Qui il soldato lascia il campo al politico, allo statista. “Israele – dice Barak – presenterebbe due condizioni: in primo luogo, nessun membro dell’ala militare di Hamas potrebbe far parte di tale nuova entità, a nessun livello. In secondo luogo, che le forze di difesa israeliane si schierino lungo il perimetro della Striscia, ritirandosi al confine solo quando e se tutti i parametri di sicurezza concordati saranno stati rispettati. Se si comprende che questo è l’unico piano praticabile per il ‘giorno dopo’, un piano che Netanyahu sta evitando dal 7 ottobre, si comprende anche che non ha senso sacrificare la vita degli ostaggi o mettere in pericolo le truppe israeliane per niente. Chi può guardare in faccia i genitori in lutto, i coniugi appena vedovi, i bambini che hanno perso il padre o la madre, i soldati disabili e traumatizzati e affermare con la coscienza pulita che è stato fatto tutto il possibile per evitare queste perdite o che erano giustificate? Finché Israele continuerà a evitare questa discussione, aumenterà il rischio di un’iniziativa internazionale su larga scala, compresa la richiesta di alcuni vicini arabi di boicottare Israele e di compiere passi verso il riconoscimento di uno Stato palestinese (purtroppo, mentre lo ‘tsunami diplomatico’ si sta ora abbattendo davanti ai nostri occhi)”.

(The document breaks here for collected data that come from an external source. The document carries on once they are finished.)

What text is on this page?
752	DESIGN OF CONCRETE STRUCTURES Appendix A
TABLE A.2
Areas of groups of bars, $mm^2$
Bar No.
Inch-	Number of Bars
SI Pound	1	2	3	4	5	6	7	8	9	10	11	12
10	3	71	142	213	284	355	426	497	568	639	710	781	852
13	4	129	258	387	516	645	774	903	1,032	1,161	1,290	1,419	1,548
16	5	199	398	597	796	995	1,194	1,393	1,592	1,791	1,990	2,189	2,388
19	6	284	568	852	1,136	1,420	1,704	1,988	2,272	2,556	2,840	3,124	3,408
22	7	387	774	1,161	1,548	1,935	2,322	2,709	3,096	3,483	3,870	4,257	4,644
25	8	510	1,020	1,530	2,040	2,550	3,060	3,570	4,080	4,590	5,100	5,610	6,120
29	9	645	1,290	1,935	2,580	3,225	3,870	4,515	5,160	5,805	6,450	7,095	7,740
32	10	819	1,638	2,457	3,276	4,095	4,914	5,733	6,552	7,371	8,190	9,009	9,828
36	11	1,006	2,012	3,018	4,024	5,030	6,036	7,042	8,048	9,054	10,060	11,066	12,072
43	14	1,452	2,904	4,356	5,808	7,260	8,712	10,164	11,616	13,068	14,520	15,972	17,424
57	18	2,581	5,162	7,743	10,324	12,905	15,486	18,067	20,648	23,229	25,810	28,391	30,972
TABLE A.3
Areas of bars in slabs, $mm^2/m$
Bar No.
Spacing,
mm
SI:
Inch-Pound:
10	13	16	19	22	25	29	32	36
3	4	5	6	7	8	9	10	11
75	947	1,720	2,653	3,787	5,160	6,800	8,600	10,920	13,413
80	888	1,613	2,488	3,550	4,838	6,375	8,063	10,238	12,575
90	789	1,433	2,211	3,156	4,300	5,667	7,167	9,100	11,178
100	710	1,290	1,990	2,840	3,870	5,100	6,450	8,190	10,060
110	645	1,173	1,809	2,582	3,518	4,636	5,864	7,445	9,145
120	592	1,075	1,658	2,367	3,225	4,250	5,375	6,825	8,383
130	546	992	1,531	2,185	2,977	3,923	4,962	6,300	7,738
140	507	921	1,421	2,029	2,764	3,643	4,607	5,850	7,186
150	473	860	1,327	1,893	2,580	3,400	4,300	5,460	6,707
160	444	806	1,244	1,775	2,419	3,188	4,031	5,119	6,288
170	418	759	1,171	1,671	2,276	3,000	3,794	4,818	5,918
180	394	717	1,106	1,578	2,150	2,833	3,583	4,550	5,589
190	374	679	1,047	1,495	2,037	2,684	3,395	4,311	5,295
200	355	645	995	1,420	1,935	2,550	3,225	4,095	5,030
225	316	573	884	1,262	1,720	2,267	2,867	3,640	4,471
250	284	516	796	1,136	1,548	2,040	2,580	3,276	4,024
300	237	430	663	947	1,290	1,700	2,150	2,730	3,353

Barak liquida con parole di fuoco i piani di Netanyahu e soci: “L’occupazione permanente della Striscia di Gaza, il trasferimento di 2 milioni di palestinesi e il reinsediamento degli israeliani su quel territorio sono tutte visioni prive di fondamento e deliranti che si ritorcerebbero contro di noi e non farebbero altro che accelerare il confronto con il resto del mondo. Questa è la scelta che dobbiamo affrontare. È altamente improbabile che Netanyahu e il suo governo siano in grado di affrontare questa situazione con sincera preoccupazione per la sicurezza e il futuro del Paese. Questo è un altro motivo per cui abbiamo urgente bisogno di liberarci del peggior governo della nostra storia. E prima lo facciamo, meglio è”.